A carne bovina ganhou força no comércio exterior de Mato Grosso do Sul no primeiro semestre de 2026. Entre janeiro e junho, as exportações da proteína alcançaram US$ 1,17 bilhão, alta de 47,9% em relação aos US$ 791,8 milhões registrados no mesmo período de 2025. Em volume, foram embarcadas 198,1 mil toneladas, crescimento de 23,4%.
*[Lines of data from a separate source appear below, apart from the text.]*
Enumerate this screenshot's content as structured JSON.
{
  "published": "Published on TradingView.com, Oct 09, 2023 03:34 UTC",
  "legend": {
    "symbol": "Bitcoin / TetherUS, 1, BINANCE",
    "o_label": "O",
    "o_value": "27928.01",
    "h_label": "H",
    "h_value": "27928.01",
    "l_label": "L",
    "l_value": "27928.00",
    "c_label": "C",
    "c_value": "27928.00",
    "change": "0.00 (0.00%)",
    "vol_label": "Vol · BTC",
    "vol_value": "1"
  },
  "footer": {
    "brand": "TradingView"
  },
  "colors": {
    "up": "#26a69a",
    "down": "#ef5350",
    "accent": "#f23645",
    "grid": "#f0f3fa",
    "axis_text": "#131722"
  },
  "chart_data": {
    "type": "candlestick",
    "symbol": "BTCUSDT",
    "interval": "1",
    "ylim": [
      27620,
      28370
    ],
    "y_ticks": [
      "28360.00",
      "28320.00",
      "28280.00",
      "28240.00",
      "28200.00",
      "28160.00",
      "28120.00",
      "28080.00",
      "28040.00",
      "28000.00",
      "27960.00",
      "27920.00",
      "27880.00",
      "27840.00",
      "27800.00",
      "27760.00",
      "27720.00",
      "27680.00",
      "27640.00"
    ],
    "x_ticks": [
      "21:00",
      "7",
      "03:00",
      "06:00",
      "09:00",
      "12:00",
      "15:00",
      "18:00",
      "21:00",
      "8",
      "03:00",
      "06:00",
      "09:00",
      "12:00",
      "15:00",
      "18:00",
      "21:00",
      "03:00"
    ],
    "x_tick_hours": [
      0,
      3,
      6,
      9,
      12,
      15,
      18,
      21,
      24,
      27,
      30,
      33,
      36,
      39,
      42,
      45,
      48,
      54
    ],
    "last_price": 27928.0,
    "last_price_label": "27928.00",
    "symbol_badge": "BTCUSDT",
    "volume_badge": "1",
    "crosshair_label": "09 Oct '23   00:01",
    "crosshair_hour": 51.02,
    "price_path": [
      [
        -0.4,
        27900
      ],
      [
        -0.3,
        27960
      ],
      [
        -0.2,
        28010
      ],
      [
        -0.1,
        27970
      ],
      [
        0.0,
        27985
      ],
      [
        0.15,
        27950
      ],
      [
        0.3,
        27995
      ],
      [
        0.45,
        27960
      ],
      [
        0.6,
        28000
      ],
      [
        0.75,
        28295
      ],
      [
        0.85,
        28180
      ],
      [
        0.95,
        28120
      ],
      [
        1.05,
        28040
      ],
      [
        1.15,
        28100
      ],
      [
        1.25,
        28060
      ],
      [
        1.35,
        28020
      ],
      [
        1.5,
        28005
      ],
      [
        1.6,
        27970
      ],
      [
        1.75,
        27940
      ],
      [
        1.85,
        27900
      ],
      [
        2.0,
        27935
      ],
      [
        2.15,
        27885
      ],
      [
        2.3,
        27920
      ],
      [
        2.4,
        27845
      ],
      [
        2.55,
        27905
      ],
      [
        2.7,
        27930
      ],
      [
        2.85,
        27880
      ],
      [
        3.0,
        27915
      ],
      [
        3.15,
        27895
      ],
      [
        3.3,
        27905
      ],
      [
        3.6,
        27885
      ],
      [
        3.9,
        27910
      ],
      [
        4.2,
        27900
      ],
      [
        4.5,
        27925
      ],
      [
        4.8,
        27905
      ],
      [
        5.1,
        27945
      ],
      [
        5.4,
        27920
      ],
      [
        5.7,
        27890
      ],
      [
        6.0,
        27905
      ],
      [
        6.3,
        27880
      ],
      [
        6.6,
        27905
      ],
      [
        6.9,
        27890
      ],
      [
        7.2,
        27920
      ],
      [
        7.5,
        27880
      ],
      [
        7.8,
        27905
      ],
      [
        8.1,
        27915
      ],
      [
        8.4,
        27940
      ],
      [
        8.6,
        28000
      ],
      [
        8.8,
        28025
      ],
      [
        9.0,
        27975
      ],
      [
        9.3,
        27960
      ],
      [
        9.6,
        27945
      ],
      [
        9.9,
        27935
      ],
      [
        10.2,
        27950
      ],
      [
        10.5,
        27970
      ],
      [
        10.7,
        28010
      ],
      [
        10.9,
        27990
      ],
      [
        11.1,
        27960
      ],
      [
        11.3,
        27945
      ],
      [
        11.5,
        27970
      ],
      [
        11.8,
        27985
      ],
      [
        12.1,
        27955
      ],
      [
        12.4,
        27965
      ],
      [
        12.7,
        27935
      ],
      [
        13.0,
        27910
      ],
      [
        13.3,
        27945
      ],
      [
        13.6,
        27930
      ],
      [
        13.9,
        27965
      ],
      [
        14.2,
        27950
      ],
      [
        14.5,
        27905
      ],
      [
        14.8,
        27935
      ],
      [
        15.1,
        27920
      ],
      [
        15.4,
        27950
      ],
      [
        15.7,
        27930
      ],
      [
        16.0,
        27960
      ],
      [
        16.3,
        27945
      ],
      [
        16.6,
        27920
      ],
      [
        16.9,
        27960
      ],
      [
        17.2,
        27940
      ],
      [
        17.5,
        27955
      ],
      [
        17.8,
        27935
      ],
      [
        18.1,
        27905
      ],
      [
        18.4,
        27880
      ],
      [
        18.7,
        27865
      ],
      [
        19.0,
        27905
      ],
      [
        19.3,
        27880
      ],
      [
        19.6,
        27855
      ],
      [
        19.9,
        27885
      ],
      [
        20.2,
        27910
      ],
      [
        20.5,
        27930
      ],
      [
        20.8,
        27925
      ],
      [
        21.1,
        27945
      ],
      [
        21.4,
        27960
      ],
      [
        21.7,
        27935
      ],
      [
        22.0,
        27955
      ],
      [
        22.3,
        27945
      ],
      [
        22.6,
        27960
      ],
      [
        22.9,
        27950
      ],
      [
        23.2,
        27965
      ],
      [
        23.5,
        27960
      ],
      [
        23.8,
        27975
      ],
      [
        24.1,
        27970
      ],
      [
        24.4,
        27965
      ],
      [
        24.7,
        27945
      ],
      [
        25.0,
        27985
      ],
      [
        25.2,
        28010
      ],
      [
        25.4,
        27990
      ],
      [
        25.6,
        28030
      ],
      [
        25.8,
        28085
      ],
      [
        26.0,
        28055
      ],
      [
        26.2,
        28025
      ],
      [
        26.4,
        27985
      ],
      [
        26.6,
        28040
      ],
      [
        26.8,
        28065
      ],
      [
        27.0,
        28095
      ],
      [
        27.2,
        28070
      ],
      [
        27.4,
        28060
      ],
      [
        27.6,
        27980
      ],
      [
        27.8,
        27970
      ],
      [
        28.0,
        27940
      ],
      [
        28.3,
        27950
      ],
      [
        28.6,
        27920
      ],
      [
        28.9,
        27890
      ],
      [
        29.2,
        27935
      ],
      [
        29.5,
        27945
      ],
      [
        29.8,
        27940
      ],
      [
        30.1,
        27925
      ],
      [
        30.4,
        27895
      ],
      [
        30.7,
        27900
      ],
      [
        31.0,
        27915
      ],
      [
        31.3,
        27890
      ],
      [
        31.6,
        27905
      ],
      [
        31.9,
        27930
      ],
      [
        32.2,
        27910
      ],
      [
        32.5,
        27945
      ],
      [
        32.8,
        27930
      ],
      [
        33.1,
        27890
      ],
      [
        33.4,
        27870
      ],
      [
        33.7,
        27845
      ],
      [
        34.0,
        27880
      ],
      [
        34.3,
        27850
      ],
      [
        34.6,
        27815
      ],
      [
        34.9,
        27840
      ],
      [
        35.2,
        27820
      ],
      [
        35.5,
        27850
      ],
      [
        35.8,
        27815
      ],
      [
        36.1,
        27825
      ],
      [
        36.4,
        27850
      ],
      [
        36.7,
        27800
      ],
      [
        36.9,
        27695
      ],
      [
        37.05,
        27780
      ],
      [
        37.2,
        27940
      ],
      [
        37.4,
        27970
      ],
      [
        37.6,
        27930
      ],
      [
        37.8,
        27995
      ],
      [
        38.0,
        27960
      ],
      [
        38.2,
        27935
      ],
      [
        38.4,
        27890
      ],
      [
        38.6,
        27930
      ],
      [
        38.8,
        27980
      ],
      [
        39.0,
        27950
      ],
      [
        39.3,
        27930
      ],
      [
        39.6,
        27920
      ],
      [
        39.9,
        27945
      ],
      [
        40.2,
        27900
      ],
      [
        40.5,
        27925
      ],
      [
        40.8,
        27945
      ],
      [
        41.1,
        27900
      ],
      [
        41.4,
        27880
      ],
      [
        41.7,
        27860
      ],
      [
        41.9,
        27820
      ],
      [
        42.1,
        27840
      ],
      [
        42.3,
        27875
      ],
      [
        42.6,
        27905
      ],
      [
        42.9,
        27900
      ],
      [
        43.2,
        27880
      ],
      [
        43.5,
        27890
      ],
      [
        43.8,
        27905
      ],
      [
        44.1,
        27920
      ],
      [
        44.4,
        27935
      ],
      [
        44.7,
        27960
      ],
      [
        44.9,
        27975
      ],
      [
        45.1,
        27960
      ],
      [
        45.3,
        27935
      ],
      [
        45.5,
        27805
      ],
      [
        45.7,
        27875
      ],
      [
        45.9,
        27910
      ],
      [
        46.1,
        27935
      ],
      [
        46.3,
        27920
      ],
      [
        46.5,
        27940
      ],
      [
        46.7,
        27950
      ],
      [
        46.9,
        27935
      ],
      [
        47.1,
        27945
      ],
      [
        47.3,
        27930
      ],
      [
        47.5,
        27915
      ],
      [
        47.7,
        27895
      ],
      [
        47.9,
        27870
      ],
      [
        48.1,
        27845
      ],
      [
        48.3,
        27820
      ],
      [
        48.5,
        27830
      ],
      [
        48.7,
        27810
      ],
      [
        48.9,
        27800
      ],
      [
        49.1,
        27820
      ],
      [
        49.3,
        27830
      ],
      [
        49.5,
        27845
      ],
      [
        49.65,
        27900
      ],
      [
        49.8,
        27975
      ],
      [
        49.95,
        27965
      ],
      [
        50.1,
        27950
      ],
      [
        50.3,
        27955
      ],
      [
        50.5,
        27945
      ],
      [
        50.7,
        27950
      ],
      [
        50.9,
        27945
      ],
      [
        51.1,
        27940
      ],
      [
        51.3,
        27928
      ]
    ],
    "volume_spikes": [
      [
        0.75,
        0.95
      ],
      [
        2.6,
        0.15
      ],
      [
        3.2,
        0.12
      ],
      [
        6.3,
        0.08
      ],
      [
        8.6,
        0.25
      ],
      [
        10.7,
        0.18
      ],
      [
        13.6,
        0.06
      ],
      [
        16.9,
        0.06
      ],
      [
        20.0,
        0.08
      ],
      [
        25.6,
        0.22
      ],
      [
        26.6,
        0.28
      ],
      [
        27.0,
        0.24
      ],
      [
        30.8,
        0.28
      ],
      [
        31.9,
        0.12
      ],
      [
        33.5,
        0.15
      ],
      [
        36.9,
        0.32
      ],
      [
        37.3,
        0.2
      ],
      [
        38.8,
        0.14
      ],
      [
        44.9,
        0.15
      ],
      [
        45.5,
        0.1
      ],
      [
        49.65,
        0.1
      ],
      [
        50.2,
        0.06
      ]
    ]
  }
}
Principais números das exportações de carne bovina de MS:
- US$ 1,17 bilhão em receita no primeiro semestre;
- 47,9% de crescimento na receita em relação a 2025;
- 198,1 mil toneladas embarcadas;
- 23,4% de aumento no volume exportado;
- 20,6% de participação da carne bovina no valor exportado pelo agronegócio;
- 109% de crescimento no valor das compras da China;
- 41,7% de alta nas vendas para os Estados Unidos;
- 19,7% de valorização no preço médio da carne exportada.
O desempenho ampliou a participação da carne bovina na pauta do agronegócio estadual. A proteína respondeu por 20,6% do valor exportado pelo setor, ficando próxima da celulose, que representou 25,3%. A soja permaneceu na liderança entre os principais produtos.
No total, o agronegócio sul-mato-grossense movimentou US$ 5,68 bilhões em exportações no primeiro semestre, avanço de 12,4% diante dos US$ 5,05 bilhões registrados nos seis primeiros meses de 2025. O setor foi responsável por 96,1% de todas as vendas externas de Mato Grosso do Sul no período.
A China foi o principal destaque entre os compradores da carne bovina de MS. O valor das compras chinesas cresceu 109% no primeiro semestre, enquanto as vendas para os Estados Unidos avançaram 41,7%. Outro fator decisivo para o aumento da receita foi a valorização do produto, com alta de 19,7% no preço médio da carne exportada.
Segundo análise da Famasul, o resultado está relacionado ao aumento da demanda internacional e à competitividade da proteína brasileira. Mesmo com redução no número de animais abatidos, a valorização da carne ajudou a sustentar o crescimento da receita obtida com as exportações.
A atividade também teve reflexos no mercado de trabalho. Dados do Cadastro Geral de Empregados e Desempregados (Caged) apontam que a criação de bovinos registrou saldo positivo de 455 empregos formais no primeiro semestre. Considerando o conjunto da pecuária, o saldo chegou a 611 novas vagas em Mato Grosso do Sul.
Exportações seguem avançando em julho
Os números acumulados até julho indicam que o desempenho positivo continuou. No período de janeiro a julho, as exportações de produtos bovinos de Mato Grosso do Sul chegaram a US$ 1,33 bilhão, crescimento de 42,6% sobre os US$ 932,8 milhões registrados nos sete primeiros meses de 2025.
O volume embarcado também avançou, passando de 175,8 mil para 211,8 mil toneladas, alta de 20,4%. O resultado mantém a carne bovina entre os principais produtos da pauta exportadora estadual.
Apesar do crescimento acumulado, julho apresentou uma mudança no ritmo. A receita das exportações de carne bovina recuou 17% em relação a junho, enquanto as vendas para a China caíram 46% no mesmo intervalo.
China impõe novo cenário comercial
Para o segundo semestre, um dos principais pontos de atenção está no mercado chinês. O país estabeleceu uma cota de 1,106 milhão de toneladas para a carne bovina brasileira, com tarifa de importação de 12%. Para volumes que ultrapassarem o limite, está prevista uma tarifa adicional de 55%.
A medida aumenta a importância da diversificação dos destinos comerciais para frigoríficos e produtores de Mato Grosso do Sul. A estratégia pode ampliar a presença da carne estadual em mercados que oferecem maior remuneração e reduzir a dependência de um único comprador.
A União Europeia também representa uma oportunidade e, ao mesmo tempo, um desafio. Novas exigências de rastreabilidade e comprovação da origem dos produtos devem ganhar peso a partir do fim de 2026, aumentando a necessidade de controle sobre a cadeia produtiva e a procedência da carne.
O cenário para os próximos meses dependerá da demanda internacional, do comportamento dos preços, do câmbio e das condições de acesso aos principais mercados. Para Mato Grosso do Sul, a capacidade de ampliar destinos e atender às exigências de rastreabilidade será determinante para transformar o forte desempenho do primeiro semestre em um resultado ainda mais expressivo no fechamento do ano.